I spent the second grade in total silence and I loved it. But I had talked in years before. (I don't remember if I talked to my friends at recess and at lunch. I just didn't participate in class. I wrote everything to the teacher in my homework and classwork. I remember the delighted look on her face when she got my work.) This was a choice to save my energies for my writing. I felt ashamed somehow by the previous years. As I get older, I find myself longing more and more for silence. There seems to be less judgement in it and more opportunities to reflect and actually say what I mean. One long-time friend actually told me that I don't really say anything when I speak, which is why she always talks over me, and another friend texts me almost exclusively because she says that I don't really listen otherwise and that I don't really focus. Maybe the writing for me is like packing that bag, I can work and work it through on my own until it is "reasonable," plucking through the words myself until they are just right. I take between 20 minutes to an hour to send off emails because I revise and revise them, from long explanations with jokes and stories I had hoped to tell the person, each time, asking myself if the person
really needs to know that piece of information, will he or she really find that amusing, relevant, important. What was once a page is usually four or five lines by the time I'm done. Some of my friends require that the email just be the subject line and one line more and that's tough, but I can do it. Who am I to demand more than this, if that their necessary limit? It's reasonable. It's just work and I'm not afraid of work and neither is my friend's 8 year old daughter.

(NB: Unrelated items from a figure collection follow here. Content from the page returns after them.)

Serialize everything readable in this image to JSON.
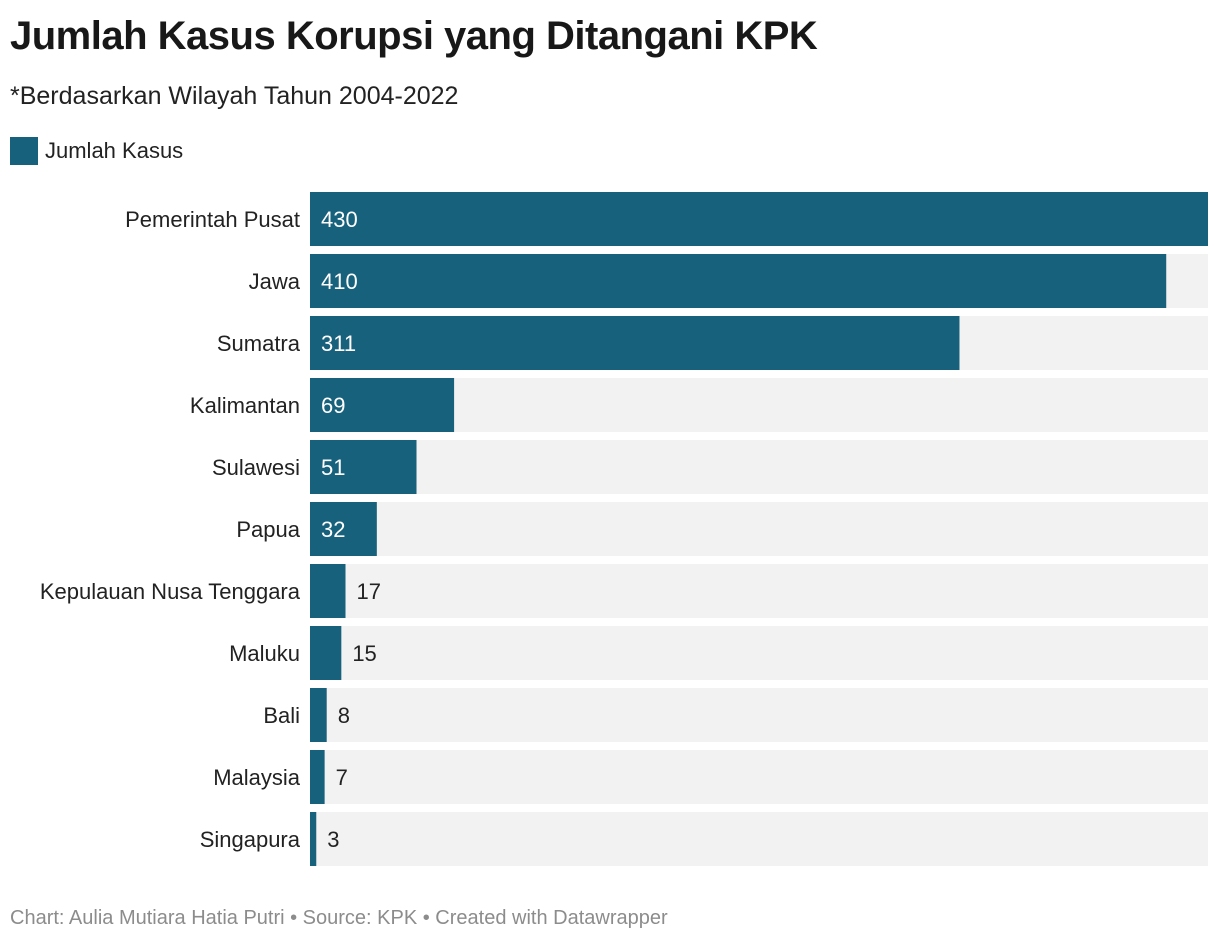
{
  "header": {
    "title": "Jumlah Kasus Korupsi yang Ditangani KPK",
    "subtitle": "*Berdasarkan Wilayah Tahun 2004-2022"
  },
  "legend": {
    "label": "Jumlah Kasus"
  },
  "colors": {
    "bar": "#18617c",
    "track": "#f2f2f2",
    "label_inside": "#ffffff",
    "label_outside": "#222222"
  },
  "footer": {
    "credit": "Chart: Aulia Mutiara Hatia Putri • Source: KPK • Created with Datawrapper"
  },
  "chart_data": {
    "type": "bar",
    "orientation": "horizontal",
    "title": "Jumlah Kasus Korupsi yang Ditangani KPK",
    "subtitle": "*Berdasarkan Wilayah Tahun 2004-2022",
    "categories": [
      "Pemerintah Pusat",
      "Jawa",
      "Sumatra",
      "Kalimantan",
      "Sulawesi",
      "Papua",
      "Kepulauan Nusa Tenggara",
      "Maluku",
      "Bali",
      "Malaysia",
      "Singapura"
    ],
    "series": [
      {
        "name": "Jumlah Kasus",
        "values": [
          430,
          410,
          311,
          69,
          51,
          32,
          17,
          15,
          8,
          7,
          3
        ]
      }
    ],
    "xlim": [
      0,
      430
    ],
    "grid": false,
    "legend_position": "top-left",
    "data_labels": true
  }
}
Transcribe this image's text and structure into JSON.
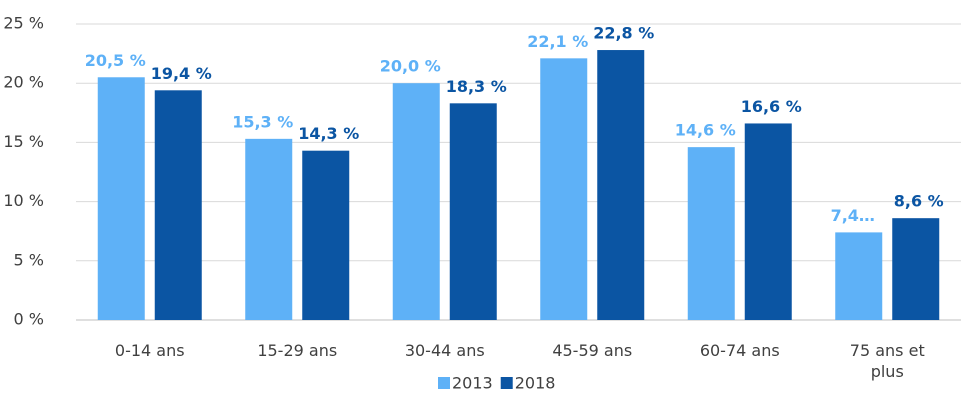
{
  "chart_data": {
    "type": "bar",
    "categories": [
      "0-14 ans",
      "15-29 ans",
      "30-44 ans",
      "45-59 ans",
      "60-74 ans",
      "75 ans et plus"
    ],
    "series": [
      {
        "name": "2013",
        "color": "#5eb1f7",
        "values": [
          20.5,
          15.3,
          20.0,
          22.1,
          14.6,
          7.4
        ],
        "value_labels": [
          "20,5 %",
          "15,3 %",
          "20,0 %",
          "22,1 %",
          "14,6 %",
          "7,4…"
        ]
      },
      {
        "name": "2018",
        "color": "#0b55a3",
        "values": [
          19.4,
          14.3,
          18.3,
          22.8,
          16.6,
          8.6
        ],
        "value_labels": [
          "19,4 %",
          "14,3 %",
          "18,3 %",
          "22,8 %",
          "16,6 %",
          "8,6 %"
        ]
      }
    ],
    "ylim": [
      0,
      25
    ],
    "yticks": [
      {
        "value": 0,
        "label": "0 %"
      },
      {
        "value": 5,
        "label": "5 %"
      },
      {
        "value": 10,
        "label": "10 %"
      },
      {
        "value": 15,
        "label": "15 %"
      },
      {
        "value": 20,
        "label": "20 %"
      },
      {
        "value": 25,
        "label": "25 %"
      }
    ],
    "grid": true,
    "legend": "bottom"
  }
}
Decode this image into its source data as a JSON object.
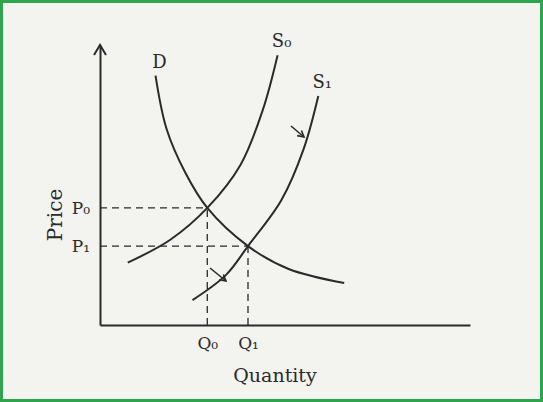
{
  "chart_data": {
    "type": "line",
    "x_label": "Quantity",
    "y_label": "Price",
    "xlim": [
      0,
      10
    ],
    "ylim": [
      0,
      11
    ],
    "xticks": [
      {
        "value": 2.9,
        "label": "Q₀"
      },
      {
        "value": 4.0,
        "label": "Q₁"
      }
    ],
    "yticks": [
      {
        "value": 4.6,
        "label": "P₀"
      },
      {
        "value": 3.1,
        "label": "P₁"
      }
    ],
    "series": [
      {
        "name": "D",
        "color": "#2a2a2a",
        "x": [
          1.5,
          1.8,
          2.3,
          2.9,
          4.0,
          5.1,
          6.6
        ],
        "values": [
          9.8,
          7.7,
          6.0,
          4.6,
          3.1,
          2.2,
          1.65
        ]
      },
      {
        "name": "S₀",
        "color": "#2a2a2a",
        "x": [
          0.75,
          1.9,
          2.9,
          3.8,
          4.4,
          4.8
        ],
        "values": [
          2.45,
          3.35,
          4.6,
          6.3,
          8.45,
          10.6
        ]
      },
      {
        "name": "S₁",
        "color": "#2a2a2a",
        "x": [
          2.5,
          3.4,
          4.0,
          4.9,
          5.5,
          5.9
        ],
        "values": [
          0.98,
          1.96,
          3.1,
          4.9,
          6.9,
          9.0
        ]
      }
    ]
  }
}
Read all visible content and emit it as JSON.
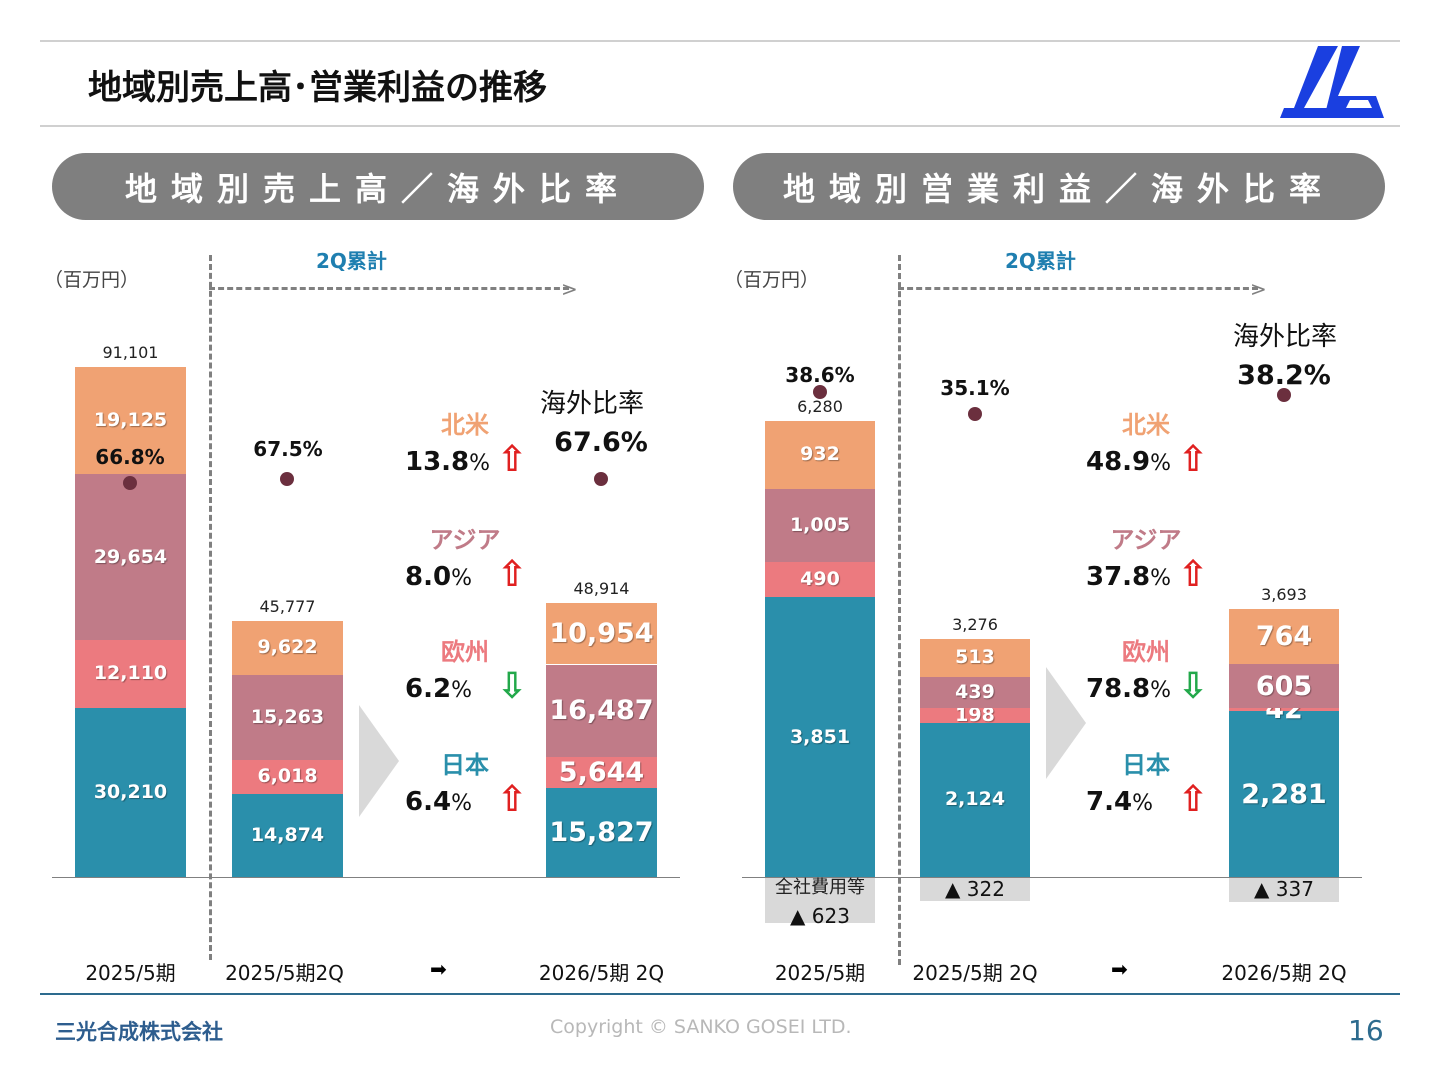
{
  "header": {
    "title": "地域別売上高･営業利益の推移",
    "logo_text": "JLG"
  },
  "footer": {
    "company": "三光合成株式会社",
    "copyright": "Copyright © SANKO GOSEI LTD.",
    "page": "16"
  },
  "colors": {
    "north_america": "#f0a273",
    "asia": "#c07b88",
    "europe": "#ec7a7f",
    "japan": "#2a8fab",
    "ratio_dot": "#6b2f3e",
    "up": "#e02020",
    "down": "#22a84a"
  },
  "chart_data": [
    {
      "type": "bar",
      "stacked": true,
      "title": "地域別売上高／海外比率",
      "unit": "（百万円）",
      "period_label": "2Q累計",
      "categories": [
        "2025/5期",
        "2025/5期2Q",
        "2026/5期 2Q"
      ],
      "series": [
        {
          "name": "日本",
          "values": [
            30210,
            14874,
            15827
          ]
        },
        {
          "name": "欧州",
          "values": [
            12110,
            6018,
            5644
          ]
        },
        {
          "name": "アジア",
          "values": [
            29654,
            15263,
            16487
          ]
        },
        {
          "name": "北米",
          "values": [
            19125,
            9622,
            10954
          ]
        }
      ],
      "totals": [
        "91,101",
        "45,777",
        "48,914"
      ],
      "overseas_ratio": [
        "66.8%",
        "67.5%",
        "67.6%"
      ],
      "overseas_ratio_label": "海外比率",
      "arrow_label": "➡",
      "growth": [
        {
          "region": "北米",
          "rate": "13.8",
          "dir": "up"
        },
        {
          "region": "アジア",
          "rate": "8.0",
          "dir": "up"
        },
        {
          "region": "欧州",
          "rate": "6.2",
          "dir": "down"
        },
        {
          "region": "日本",
          "rate": "6.4",
          "dir": "up"
        }
      ]
    },
    {
      "type": "bar",
      "stacked": true,
      "title": "地域別営業利益／海外比率",
      "unit": "（百万円）",
      "period_label": "2Q累計",
      "categories": [
        "2025/5期",
        "2025/5期 2Q",
        "2026/5期 2Q"
      ],
      "series": [
        {
          "name": "日本",
          "values": [
            3851,
            2124,
            2281
          ]
        },
        {
          "name": "欧州",
          "values": [
            490,
            198,
            42
          ]
        },
        {
          "name": "アジア",
          "values": [
            1005,
            439,
            605
          ]
        },
        {
          "name": "北米",
          "values": [
            932,
            513,
            764
          ]
        }
      ],
      "totals": [
        "6,280",
        "3,276",
        "3,693"
      ],
      "corporate_costs_label": "全社費用等",
      "corporate_costs": [
        -623,
        -322,
        -337
      ],
      "corporate_costs_text": [
        "▲ 623",
        "▲ 322",
        "▲ 337"
      ],
      "overseas_ratio": [
        "38.6%",
        "35.1%",
        "38.2%"
      ],
      "overseas_ratio_label": "海外比率",
      "arrow_label": "➡",
      "growth": [
        {
          "region": "北米",
          "rate": "48.9",
          "dir": "up"
        },
        {
          "region": "アジア",
          "rate": "37.8",
          "dir": "up"
        },
        {
          "region": "欧州",
          "rate": "78.8",
          "dir": "down"
        },
        {
          "region": "日本",
          "rate": "7.4",
          "dir": "up"
        }
      ]
    }
  ]
}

What I'm afraid of is finding myself unprepared because there is no exit or back-up strategy if you fail -- she knows this, too. No one can translate what you didn't whisper to the one person you trusted and if you don't do your homework then you have no proof that you understood anything. You're dependent on very few people and that makes school a kind of burden. Fashion just involves you and your clothes which is quite a relief.
It's all the things you can't control that lead to mushy answers that I think are probably what make us both clam up. So many questions people ask not only have no one answer and no right answer, but absolutely no measurable or reasonable answer. A principal asked me how I prepare for my classes. The truth is, it depends on 1) if I know what I'll be teaching because sometimes I don't know. 2) What he means by prepare? I do some of it all the time. I buy books as I see them and I start preparing as I get my books. Sometimes I have no idea what I'm teaching until I walk into the building. Sometimes it becomes clear to me that everything I prepared should be thrown out. And I always re-do everything anyway. I am always re-doing. Re-touching. Adding. I collect materials all the time. I keep going and going. Nothing has stayed exactly the same. I have a mainstay of materials, but I keep adding. Mulch. It's not a simple answer. And I don't have one answer.
I can see why my friend's daughter focuses on what to wear. Clothing can be a comfort and a decision that is a matter of one's own taste. There need be no shame in it.